Havia um concurso que teve algumas edições, chamado Rainha do Carnaval Plus Size, e não tem mais há anos por falta de verba. Por que as pessoas não querem investir em concursos como este? Aí o concurso da Rainha do Carnaval normal não pode ter plus size. Por que uma mulher gorda não pode estar na corte do Carnaval e receber a chave? Por que a figura gorda dessa corte do Carnaval é só o Rei Momo? E o Rei Momo, se você parar para analisar, até a forma de dançar dele tem que ser meio caricata, senão ele não ganha.

Por que não pode ser uma mulher gorda rainha de Carnaval? Por que não pode ser uma mulher gorda rainha de bateria? Não tem nenhuma rainha de bateria plus size. Por que esse padrão? As escolas precisam desconstruir esse padrão.

Uma coisa que aconteceu muito na mídia, mas ainda não no Carnaval, que é muito retrógrado, é aquela questão de as pessoas quererem consumir um produto se se sentirem representadas. Não existe “vou deixar de curtir o Carnaval porque não me vejo representada em tal lugar”. Tem que começar a ter isso para as escolas passarem a inserir para o bem ou para o mal. As escolas, querendo ou não, vão ter que colocar uma mulher gorda ali.

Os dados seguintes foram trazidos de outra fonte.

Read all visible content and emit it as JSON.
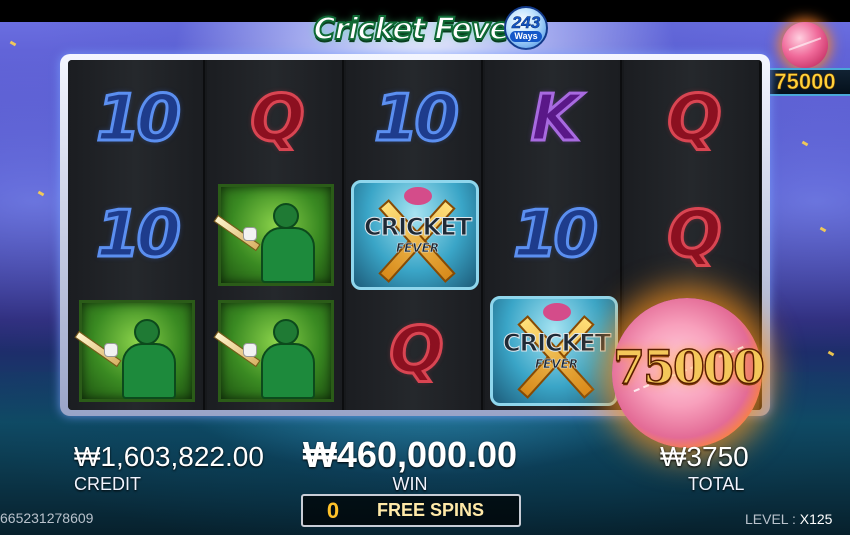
{
  "game": {
    "logo_text": "Cricket Fever",
    "ways_number": "243",
    "ways_word": "Ways"
  },
  "jackpot": {
    "value": "75000"
  },
  "reels": [
    [
      "10",
      "10",
      "player"
    ],
    [
      "Q",
      "player",
      "player"
    ],
    [
      "10",
      "scatter",
      "Q"
    ],
    [
      "K",
      "10",
      "scatter"
    ],
    [
      "Q",
      "Q",
      "fireball"
    ]
  ],
  "scatter": {
    "line1": "CRICKET",
    "line2": "FEVER"
  },
  "fireball": {
    "value": "75000"
  },
  "credit": {
    "value": "₩1,603,822.00",
    "label": "CREDIT"
  },
  "win": {
    "value": "₩460,000.00",
    "label": "WIN"
  },
  "total": {
    "value": "₩3750",
    "label": "TOTAL"
  },
  "free_spins": {
    "count": "0",
    "label": "FREE SPINS"
  },
  "round_id": "665231278609",
  "level": {
    "label": "LEVEL : ",
    "value": "X125"
  },
  "colors": {
    "ten": "#5b8ff0",
    "queen": "#d94552",
    "king": "#a86ae0",
    "gold": "#ffd23b"
  }
}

Por que não tem uma musa plus size em cada escola de samba? Falta isso. E tem muita escola que, se a menina está um pouquinho fora do peso, e nem é uma mulher gorda, não deixam entrar. “Ah, com esse tamanho o que você quer fazer na ala de passistas?” Às vezes a menina samba muito. Eles perdem demais quando fazem isso.

Que tipo de reações você recebe de outras meninas que te veem na escola? Você recebe muitos feedbacks?

Muitos! Todo dia recebo mensagens de alguém falando: “Meu Deus, quando vi você sambando a primeira vez, eu queria ter essa coragem. Você começou a me encorajar!” ou “Achei que não poderia sambar, mas sempre tive vontade”.

Por mais que seja só eu na minha escola, represento outras mulheres e as encorajo. Eu não posso ser menos do que o máximo. Se for menos do que o máximo, vou estar decepcionando elas também. Se eu for o máximo, é uma chance de, de repente, conseguir subir mais uma, depois mais outra, depois mais outra e depois mais outra… Quando a gente olhar, teremos várias outras mulheres!